I have a K3 dataset (TIFF files), which was not gain corrected during acquisition. The provided gain reference file is also in TIFF format. I understand that CryoSPARC requires the gain reference in MRC format. I have converted the TIFF file to MRC in Bsoft using the following command
“bimg -datatype b gain.tiff gain.mrc”
This produces an unsigned 8-bit MRC file. When I run “full frame motion correction” I get the following error:
numpy.core._exceptions._UFuncOutputCastingError: Cannot cast ufunc ‘multiply’ output from dtype(‘float64’) to dtype(‘uint8’) with casting rule ‘same_kind’
If I import the same movies omitting the gain reference file, the job runs fine.

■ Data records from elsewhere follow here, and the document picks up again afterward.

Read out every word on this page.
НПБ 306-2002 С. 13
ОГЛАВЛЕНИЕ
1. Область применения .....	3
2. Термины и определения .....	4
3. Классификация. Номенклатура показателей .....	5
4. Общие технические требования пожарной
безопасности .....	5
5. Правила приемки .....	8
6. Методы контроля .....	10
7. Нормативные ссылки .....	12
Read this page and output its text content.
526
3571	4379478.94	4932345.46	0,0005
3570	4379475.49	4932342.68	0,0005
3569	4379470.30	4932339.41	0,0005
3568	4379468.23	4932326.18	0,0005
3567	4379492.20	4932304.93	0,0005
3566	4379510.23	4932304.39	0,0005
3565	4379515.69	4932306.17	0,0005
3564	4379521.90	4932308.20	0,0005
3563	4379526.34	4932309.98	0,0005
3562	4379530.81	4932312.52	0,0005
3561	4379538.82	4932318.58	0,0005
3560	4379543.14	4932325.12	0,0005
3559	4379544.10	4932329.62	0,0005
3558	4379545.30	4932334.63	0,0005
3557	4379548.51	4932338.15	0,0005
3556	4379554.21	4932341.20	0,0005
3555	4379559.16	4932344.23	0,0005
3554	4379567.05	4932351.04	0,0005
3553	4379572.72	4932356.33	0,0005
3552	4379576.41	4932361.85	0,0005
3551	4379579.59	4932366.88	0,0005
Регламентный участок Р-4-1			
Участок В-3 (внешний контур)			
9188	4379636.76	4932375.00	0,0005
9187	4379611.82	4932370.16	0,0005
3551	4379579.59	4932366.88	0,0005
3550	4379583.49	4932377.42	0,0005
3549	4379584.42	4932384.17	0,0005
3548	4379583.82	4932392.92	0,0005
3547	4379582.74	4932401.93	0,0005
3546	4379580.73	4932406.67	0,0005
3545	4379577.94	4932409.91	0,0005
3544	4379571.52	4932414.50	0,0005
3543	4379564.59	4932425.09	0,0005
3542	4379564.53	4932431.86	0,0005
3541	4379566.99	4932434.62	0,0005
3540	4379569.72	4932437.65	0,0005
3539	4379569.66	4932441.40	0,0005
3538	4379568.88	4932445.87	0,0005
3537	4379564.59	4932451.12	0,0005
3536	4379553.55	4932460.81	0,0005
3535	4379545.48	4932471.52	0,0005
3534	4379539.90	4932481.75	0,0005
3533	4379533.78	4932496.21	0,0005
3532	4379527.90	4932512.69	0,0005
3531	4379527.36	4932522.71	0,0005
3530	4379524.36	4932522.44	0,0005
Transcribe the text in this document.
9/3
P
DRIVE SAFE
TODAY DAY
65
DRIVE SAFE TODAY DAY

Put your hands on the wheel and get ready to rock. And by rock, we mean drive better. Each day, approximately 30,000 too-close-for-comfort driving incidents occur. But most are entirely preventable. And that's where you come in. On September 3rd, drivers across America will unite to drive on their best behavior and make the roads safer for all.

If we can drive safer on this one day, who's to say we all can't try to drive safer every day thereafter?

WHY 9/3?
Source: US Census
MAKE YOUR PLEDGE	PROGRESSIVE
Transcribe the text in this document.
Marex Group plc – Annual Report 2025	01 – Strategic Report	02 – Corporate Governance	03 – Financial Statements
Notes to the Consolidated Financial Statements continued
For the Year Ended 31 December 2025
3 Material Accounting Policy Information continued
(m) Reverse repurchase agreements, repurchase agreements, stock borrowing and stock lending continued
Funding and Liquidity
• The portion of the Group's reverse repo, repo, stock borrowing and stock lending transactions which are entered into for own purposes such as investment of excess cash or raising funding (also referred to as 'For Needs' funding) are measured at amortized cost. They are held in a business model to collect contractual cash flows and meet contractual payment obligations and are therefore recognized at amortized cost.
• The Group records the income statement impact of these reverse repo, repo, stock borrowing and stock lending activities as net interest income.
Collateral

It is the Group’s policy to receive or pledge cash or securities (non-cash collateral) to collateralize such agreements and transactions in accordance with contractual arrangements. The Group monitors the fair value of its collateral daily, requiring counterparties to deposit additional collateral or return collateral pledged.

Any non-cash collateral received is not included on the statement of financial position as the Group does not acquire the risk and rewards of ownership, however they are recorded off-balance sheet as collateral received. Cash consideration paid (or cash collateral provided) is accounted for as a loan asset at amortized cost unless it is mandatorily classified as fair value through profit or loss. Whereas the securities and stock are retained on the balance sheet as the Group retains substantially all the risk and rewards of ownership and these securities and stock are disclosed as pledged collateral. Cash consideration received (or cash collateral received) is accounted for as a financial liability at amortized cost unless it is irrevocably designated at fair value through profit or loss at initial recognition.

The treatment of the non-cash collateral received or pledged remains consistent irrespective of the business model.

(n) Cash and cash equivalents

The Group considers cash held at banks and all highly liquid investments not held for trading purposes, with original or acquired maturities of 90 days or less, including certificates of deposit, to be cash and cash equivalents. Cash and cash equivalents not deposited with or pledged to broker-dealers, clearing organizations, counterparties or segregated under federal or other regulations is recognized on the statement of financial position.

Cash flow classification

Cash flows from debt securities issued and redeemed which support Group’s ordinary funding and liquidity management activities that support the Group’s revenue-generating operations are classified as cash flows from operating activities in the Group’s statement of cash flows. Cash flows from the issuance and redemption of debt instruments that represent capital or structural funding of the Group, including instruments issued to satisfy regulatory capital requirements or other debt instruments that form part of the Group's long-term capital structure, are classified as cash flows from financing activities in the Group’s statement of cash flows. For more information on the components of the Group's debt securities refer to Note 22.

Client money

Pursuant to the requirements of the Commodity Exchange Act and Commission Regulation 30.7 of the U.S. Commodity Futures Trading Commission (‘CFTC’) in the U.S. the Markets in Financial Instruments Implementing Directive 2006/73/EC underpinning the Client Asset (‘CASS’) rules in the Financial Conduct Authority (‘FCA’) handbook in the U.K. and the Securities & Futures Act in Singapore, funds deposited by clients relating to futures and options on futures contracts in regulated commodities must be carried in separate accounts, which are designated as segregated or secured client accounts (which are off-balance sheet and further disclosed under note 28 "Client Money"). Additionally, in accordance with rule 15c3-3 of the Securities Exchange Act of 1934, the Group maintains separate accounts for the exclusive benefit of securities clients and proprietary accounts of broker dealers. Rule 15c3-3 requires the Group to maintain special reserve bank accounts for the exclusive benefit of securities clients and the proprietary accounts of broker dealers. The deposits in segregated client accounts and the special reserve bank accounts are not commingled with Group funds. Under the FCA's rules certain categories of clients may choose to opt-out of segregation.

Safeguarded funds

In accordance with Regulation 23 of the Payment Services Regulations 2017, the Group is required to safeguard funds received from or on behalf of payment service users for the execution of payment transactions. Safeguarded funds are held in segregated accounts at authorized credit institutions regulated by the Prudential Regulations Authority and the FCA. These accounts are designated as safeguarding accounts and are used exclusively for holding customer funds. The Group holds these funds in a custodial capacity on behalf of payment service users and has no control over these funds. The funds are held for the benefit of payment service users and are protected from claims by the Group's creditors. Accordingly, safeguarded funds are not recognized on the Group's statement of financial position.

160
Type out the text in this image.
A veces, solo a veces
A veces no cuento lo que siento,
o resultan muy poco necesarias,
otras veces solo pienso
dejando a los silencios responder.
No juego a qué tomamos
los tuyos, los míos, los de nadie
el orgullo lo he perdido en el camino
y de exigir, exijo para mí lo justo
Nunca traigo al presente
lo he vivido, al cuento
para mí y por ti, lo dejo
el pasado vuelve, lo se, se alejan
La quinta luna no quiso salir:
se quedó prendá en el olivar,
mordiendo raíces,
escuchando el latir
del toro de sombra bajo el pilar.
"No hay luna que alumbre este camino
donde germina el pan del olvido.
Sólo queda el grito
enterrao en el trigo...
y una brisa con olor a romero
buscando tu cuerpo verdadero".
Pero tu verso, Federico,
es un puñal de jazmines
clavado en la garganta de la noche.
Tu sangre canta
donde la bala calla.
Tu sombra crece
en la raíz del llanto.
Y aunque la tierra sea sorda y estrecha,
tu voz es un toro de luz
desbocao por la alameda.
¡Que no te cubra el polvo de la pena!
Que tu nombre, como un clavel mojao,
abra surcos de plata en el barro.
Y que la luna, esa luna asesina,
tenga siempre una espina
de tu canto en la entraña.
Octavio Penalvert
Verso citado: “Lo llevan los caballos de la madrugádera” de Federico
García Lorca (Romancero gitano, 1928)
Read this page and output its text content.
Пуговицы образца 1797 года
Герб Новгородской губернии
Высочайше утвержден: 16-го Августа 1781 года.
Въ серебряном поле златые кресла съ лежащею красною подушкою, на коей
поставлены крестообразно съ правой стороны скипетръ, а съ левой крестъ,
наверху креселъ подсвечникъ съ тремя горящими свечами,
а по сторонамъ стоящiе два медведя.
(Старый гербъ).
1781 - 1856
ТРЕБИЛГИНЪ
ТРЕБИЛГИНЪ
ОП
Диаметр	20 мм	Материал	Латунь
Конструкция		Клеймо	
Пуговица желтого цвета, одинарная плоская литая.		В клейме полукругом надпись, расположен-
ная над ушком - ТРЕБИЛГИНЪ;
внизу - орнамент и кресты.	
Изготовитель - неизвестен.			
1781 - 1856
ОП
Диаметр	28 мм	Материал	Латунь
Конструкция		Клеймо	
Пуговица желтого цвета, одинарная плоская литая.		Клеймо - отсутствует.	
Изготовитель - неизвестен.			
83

Any suggestions how to convert the gain reference so that CryoSPARC can read it? CryoSPARC ver 4.1.1
Unless there’s a specific reason for using full-frame motion correction, I’d recommend trying with patch motion correction. That being said, this still looks like it could be a bug. Could you paste the full error message that you’re seeing? A screenshot of the stream log might be best.
With a K3, I’d generate a gain reference fresh from the data anyway. Use RELION or cisTEM to do so. I’ve often had to make multiple gain references across a dataset if it was collected over more than 12 or so hours, because the K3 can demonstrate pretty severe gain drift.
Using CDS mode, we see no significant gain drift on our K3. We also usually let GMS gain correct, as it has given better results than applying binned gain files from the GMS-reference directory or RELION/cisTEM derived gain files during some – admittedly not super-well controlled – tests. The disadvantage is, of course, slightly larger movies.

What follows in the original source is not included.